Wiltzius went on an early morning bike ride on State Route 206 in June 2020. During her ride, she was struck by a tow truck, thrown off the bike and onto the side of the road. She died a few days later due to brain injuries caused by the incident.

Court documents said no alcohol was detected in Ryser's blood. However, drug results showed he tested positive for meth and "presumptive positive" for THC. Ryser later admitted to smoking marijuana the night before the incident.

Jurors heard from two final defense witnesses Tuesday morning, including Ryser himself, before starting deliberations late in the afternoon.

Ryser testified about the morning when he hit Wiltzius, stating he had been called in early that morning on a tow truck job and admitted he took a pill in the hours before the fatal collision.

"Just a pick-me-up," he said. "Anticipating Fridays for me were really, really busy, so just an energy pill type thing."

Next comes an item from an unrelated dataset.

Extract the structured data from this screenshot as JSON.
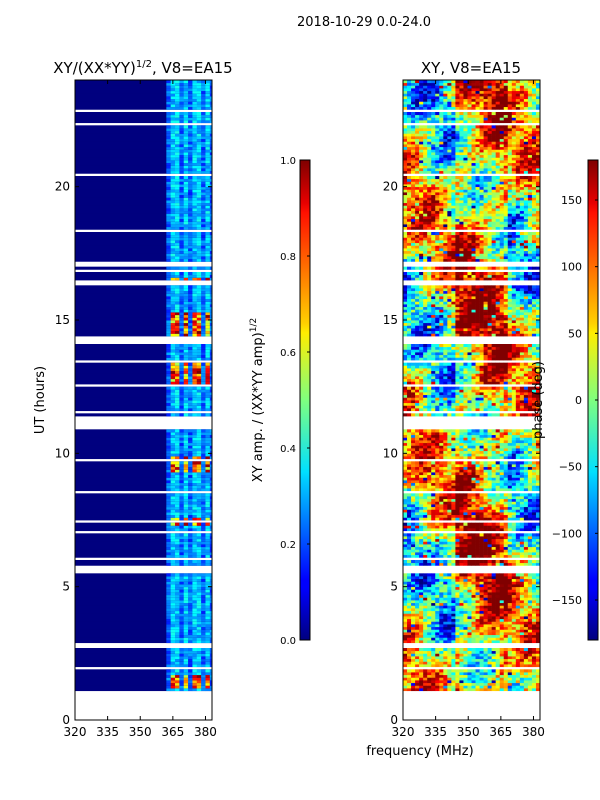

That pick-me-up was likely meth, according to prosecutors, who say Ryser had the drug in his system. Ryser testified he bought the pills from another driver, assuming they were an illegal drug.

Prosecutor Joseph Edwards told jurors Ryser was not only impaired but acted recklessly.

Ryser's defense attorney, Steve Graham, said under Washington law, just taking meth and driving isn't enough for a conviction. Graham argued even troopers on the scene did not believe he was impaired and that Ryser passed field sobriety tests.

Wiltzius' family spoke with KREM 2 following the verdict and said they know feel they can breathe a sigh of relief.

"Our minds can focus on other stuff now and now we can start processing a little more and grieving a little more," her family said.

Ryser was not in custody during the trial, but following this conviction, he will now be in Spokane County Jail until his sentencing on April 21.

According to prosecutors, Ryser could face as much as nine years in prison.